Gama hanya mengangguk tanpa melirik Naysa. Setega itu ia membiarkan Naysa ke luar dari ruangannya dengan wajah sedih. Dada Naysa terasa sesak sambil terus ke berjalan menuju lift.

Tidak menyangka niat baiknya ingin mengajak sang suami makan siang bersama malah berakhir dengan kalimat pengusiran dari prianya itu.

"Perasaan tadi pagi sikapnya Mas Gama masih biasa deh. Masih manis. Apa emang lagi banyak kerjaan ya? tapi biasanya kalau lagi banyak pikiran Mas Gama pasti cerita sama aku. Nggak kayak gini yang tiba-tiba jadi bersikap dingin."

______

Gama memutar kursi kerjanya dengan senyum tampan yang tersungging begitu saja. 
Fotonya bersama sang istri.

"Tadi wajahnya sedih banget. Maafin aku ya Sayang."

Gama kembali meletakkan foto itu di atas meja. Menyalakan lagi laptopnya dan kembali bekerja. Sebenarnya Gama memang sedang sangat sibuk dan banyak kerjaan.

_____

"Udah semalam ini dan Mas Gama belum juga pulang. Dia ke mana sih?"

Naysa mengintip ke balik jendela depan rumahnya, menunggu sorotan lampu yang dari mobil sang suami yang sangat ia harapkan.

"Udah jam sebelas. Mana rumah kosong lagi."

Wajar rumah mereka kosong karena anak tercintanya dengan Gama dibawa menginap di rumah Bunda Hani. Anaknya akan sangat senang saat jika bersama Bunda Hani apalagi jika ada Kevan di sana. Sudah pasti anaknya tidak mau pulang.

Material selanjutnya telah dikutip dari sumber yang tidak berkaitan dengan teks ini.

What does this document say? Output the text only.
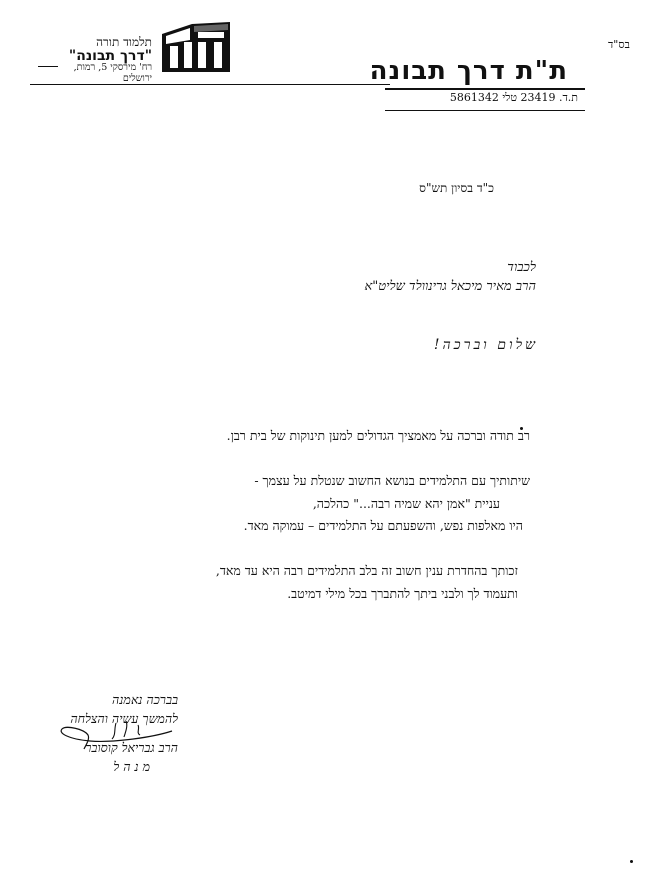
בס"ד
ת"ת דרך תבונה
ת.ד. 23419 טלי 5861342
תלמוד תורה
"דרך תבונה"
רח' מירסקי 5, רמות,
ירושלים
כ"ד בסיון תש"ס
לכבוד
הרב מאיר מיכאל גרינוולד שליט"א
שלום וברכה!
רב תודה וברכה על מאמציך הגדולים למען תינוקות של בית רבן.
שיתותיך עם התלמידים בנושא החשוב שנטלת על עצמך -
עניית "אמן יהא שמיה רבה..." כהלכה,
היו מאלפות נפש, והשפעתם על התלמידים – עמוקה מאד.
זכותך בהחדרת ענין חשוב זה בלב התלמידים רבה היא עד מאד,
ותעמוד לך ולבני ביתך להתברך בכל מילי דמיטב.
בברכה נאמנה
להמשך עשיה והצלחה
הרב גבריאל קוסובר
מנהל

"Aku nunggu di kamar aja kali ya? Palingan nanti Mas Gama pulang dan langasung ke kamar," gumam Naysa lagi.

Wanita itu menaiki tangga menuju kamarnya dengan Gama. Rasa kantuknya benar-benar hilang berganti resah, gelisah karena sang suami tidak kunjung pulang.

Baru saja Naysa masuk ke dalam kamar, mata wanita itu terbelalak kaget melihat kamarnya yang berubah. Cahaya temaram dari lampu tidur membuat Naysa bisa melihat satu sosok manusia yang berdiri di depan jendela.

Jantung Naysa semakin tidak aman melihat pintu pembatas antara kamarnya dengan balkon tidak tertutup. Telapak tangan Naysa sampai basah karena keringat takut. Wanita itu perlahan berjalan mundur.

"Happy anniversarry Sayangku."

Hampir saja jantung Naysa melompat keluar dari tempatnya jika lampu tidak segera dinyalakan dan sosok manusia yang ada di depan jendela itu berbalik.

"Mas?"

Masih dengan wajah kaget, Naysa tidak bergerak sedikit pun. Sang suami yang tersenyum melihat kekakuan Naysa perlahan maju dengan tangan membawa setangkai mawar merah..

"Iya Sayang. Nih."

Gama memberikan setangkai mawar itu untuk Naysa. 
Bukannya menerima pemberian Gama, Naysa justru langsung melemparkan diri ke dalam pelukan pria itu.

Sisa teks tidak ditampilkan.